Gerety will focus on the proliferation and use of new surveillance technology among small and rural law enforcement agencies.
Hilary Beaumont and Martha Troian
Hilary Beaumont is a freelance investigative journalist who has reported from the US, Canada and Mexico, covering the intersection of Indigenous rights, environment, immigration and climate change. She has previously investigated cases of murdered and missing Indigenous women and girls (MMIWG), as well as data privacy issues, and has earned awards for her investigative reporting, including for a collaborative investigation with Martha Troian on Canada’s Indigenous water crisis. She regularly contributes to The Guardian, Al Jazeera, The Narwhal, and other publications
Martha Troian is an Indigenous investigative freelance journalist and producer who has contributed to media outlets across North America. She is known for her investigations into missing and murdered Indigenous women and girls, environmental and human rights issues, Canadian Indian residential schools, and Indigenous politics. Martha has been involved with small to large-scale collaborative projects, and regularly works in investigative journalism, podcasting, data journalism, radio, magazine, and online storytelling. She is originally from Lac Seul First Nation, with ties to Wabauskang First Nation in northern Ontario.

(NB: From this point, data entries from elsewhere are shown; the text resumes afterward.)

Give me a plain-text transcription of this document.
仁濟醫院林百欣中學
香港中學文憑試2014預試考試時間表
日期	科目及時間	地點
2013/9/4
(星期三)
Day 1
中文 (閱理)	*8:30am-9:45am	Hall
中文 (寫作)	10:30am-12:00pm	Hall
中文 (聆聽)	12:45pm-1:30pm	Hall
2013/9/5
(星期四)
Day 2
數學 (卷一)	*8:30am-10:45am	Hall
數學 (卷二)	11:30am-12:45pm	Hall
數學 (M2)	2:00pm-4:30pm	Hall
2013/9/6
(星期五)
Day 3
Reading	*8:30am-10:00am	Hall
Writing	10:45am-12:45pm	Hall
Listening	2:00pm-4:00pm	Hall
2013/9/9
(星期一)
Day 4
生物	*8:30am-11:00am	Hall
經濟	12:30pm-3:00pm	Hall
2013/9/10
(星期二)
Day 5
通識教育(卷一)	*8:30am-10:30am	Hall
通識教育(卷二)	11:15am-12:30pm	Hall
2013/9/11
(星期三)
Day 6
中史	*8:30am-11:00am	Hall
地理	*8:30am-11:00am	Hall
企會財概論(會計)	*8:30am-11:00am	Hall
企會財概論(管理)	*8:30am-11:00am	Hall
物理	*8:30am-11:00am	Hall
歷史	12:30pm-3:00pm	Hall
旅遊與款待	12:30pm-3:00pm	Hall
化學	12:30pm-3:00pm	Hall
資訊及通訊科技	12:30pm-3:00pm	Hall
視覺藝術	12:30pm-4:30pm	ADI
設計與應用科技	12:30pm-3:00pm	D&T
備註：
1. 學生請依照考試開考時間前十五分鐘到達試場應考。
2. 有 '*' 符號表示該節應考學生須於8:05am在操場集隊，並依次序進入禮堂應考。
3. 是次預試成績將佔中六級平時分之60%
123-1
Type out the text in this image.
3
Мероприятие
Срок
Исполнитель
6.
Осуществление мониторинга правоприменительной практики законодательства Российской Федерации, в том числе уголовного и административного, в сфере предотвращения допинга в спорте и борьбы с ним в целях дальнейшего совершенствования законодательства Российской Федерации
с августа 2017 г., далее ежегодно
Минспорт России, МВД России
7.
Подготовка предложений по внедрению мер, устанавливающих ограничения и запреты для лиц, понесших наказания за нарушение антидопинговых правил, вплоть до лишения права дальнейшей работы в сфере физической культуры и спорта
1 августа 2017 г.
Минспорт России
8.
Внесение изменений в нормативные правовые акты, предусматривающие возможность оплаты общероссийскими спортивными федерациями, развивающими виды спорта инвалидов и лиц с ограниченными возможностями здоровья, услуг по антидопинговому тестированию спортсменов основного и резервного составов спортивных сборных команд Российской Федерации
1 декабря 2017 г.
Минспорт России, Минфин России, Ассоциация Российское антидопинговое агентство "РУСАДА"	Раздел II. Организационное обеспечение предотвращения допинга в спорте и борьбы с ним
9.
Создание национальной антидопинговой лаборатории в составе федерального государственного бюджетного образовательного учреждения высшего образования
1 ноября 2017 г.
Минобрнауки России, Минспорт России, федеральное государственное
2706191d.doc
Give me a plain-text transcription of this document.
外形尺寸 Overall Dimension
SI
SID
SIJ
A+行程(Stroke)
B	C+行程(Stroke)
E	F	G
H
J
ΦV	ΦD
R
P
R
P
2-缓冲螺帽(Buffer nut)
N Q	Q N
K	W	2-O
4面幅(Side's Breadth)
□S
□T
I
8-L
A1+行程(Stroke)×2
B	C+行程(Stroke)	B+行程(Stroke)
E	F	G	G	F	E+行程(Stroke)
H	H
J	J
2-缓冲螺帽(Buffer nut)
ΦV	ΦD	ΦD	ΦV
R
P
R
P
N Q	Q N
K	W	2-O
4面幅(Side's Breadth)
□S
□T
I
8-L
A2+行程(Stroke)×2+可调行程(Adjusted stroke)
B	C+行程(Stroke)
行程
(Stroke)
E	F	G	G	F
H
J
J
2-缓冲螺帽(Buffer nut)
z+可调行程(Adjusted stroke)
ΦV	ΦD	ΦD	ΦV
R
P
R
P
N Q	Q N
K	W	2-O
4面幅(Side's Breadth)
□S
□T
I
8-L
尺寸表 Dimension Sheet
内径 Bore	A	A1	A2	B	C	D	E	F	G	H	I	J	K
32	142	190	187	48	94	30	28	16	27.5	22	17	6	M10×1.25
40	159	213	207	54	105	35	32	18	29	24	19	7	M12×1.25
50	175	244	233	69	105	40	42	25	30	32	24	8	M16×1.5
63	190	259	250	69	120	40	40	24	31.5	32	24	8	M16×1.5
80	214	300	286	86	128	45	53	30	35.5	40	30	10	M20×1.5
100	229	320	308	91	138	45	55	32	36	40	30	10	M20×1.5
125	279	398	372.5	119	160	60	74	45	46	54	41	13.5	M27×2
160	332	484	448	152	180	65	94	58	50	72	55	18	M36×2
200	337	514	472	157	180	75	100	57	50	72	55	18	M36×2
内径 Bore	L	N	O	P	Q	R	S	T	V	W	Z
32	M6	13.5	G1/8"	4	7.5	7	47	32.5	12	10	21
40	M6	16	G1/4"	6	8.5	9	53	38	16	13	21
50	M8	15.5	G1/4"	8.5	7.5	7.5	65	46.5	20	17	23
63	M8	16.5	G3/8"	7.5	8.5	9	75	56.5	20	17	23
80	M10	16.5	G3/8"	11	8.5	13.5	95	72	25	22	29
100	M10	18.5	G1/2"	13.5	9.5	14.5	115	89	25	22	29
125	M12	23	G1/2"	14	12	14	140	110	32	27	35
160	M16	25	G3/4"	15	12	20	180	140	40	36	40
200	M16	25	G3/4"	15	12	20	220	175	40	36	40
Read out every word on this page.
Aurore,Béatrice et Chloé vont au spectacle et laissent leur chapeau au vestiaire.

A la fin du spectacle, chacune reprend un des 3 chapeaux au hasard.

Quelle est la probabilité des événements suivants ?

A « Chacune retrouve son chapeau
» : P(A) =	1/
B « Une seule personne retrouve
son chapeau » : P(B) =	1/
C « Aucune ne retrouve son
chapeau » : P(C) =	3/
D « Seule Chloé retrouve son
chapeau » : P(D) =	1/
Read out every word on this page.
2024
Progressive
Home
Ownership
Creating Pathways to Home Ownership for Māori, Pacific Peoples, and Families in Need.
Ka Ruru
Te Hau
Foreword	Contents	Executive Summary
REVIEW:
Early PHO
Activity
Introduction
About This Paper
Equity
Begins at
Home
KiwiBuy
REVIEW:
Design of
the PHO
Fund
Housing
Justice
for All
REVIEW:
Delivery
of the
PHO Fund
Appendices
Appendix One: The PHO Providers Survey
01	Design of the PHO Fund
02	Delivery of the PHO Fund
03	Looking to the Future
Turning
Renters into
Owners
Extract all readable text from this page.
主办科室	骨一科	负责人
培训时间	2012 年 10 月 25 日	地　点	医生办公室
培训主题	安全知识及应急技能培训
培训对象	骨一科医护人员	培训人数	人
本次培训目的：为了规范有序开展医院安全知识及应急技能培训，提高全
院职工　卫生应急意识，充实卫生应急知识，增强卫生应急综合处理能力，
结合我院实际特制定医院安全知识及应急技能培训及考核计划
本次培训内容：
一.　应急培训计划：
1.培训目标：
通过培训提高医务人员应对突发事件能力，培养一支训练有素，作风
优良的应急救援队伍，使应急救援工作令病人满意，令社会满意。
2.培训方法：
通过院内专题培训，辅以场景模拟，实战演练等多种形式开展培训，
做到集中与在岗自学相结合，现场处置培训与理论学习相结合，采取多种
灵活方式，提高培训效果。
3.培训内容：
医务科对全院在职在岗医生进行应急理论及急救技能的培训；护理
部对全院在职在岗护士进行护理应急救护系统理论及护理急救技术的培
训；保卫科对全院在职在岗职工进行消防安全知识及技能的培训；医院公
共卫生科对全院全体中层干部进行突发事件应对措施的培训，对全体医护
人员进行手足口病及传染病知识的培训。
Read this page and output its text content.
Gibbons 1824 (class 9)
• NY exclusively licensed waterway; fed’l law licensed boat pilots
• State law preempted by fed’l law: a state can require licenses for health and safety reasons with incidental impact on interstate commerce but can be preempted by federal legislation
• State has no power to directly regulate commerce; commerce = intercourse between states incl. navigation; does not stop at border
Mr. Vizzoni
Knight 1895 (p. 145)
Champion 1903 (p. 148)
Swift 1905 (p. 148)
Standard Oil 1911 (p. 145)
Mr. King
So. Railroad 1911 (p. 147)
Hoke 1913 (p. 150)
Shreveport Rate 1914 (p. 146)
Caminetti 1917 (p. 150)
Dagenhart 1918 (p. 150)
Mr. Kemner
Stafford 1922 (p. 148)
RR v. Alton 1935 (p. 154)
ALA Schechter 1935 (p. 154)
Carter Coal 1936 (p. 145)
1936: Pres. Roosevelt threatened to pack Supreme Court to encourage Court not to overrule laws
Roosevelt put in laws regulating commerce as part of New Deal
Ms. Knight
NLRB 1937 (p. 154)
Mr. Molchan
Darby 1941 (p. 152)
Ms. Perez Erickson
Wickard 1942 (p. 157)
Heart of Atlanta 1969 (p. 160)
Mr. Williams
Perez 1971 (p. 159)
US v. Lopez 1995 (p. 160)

Martha is a mother to a young boy and lives between Manitoba and Ontario, Canada.
Troian and Beaumont will look into the private ownership of DNA databases and how their use in MMIWG cases by law enforcement raises new questions about consent and sovereignty for Indigenous people. This investigation will explore what these new techniques mean for family members of these women and girls, and the risks and merits of sharing their DNA with genetic genealogy databases.
Founded in 2016, the Global Reporting Centre is a non-profit organization based out of the University of British Columbia. The GRC brings together journalists, scholars, and media partners to investigate and report on complex global issues. It focuses on challenging and innovating how journalism is practiced around the world.
The Citizens use impact journalism to hold big tech and government to account. It is a UK-based non-profit organization dedicated to reporting about data rights, platform power, dark money, and erosion of democratic accountability.
The Tiny Foundation is a Canadian organization dedicated to empowering great minds to do good. The foundation facilitates change by providing funding to individuals and groups pushing the world forward in a positive way.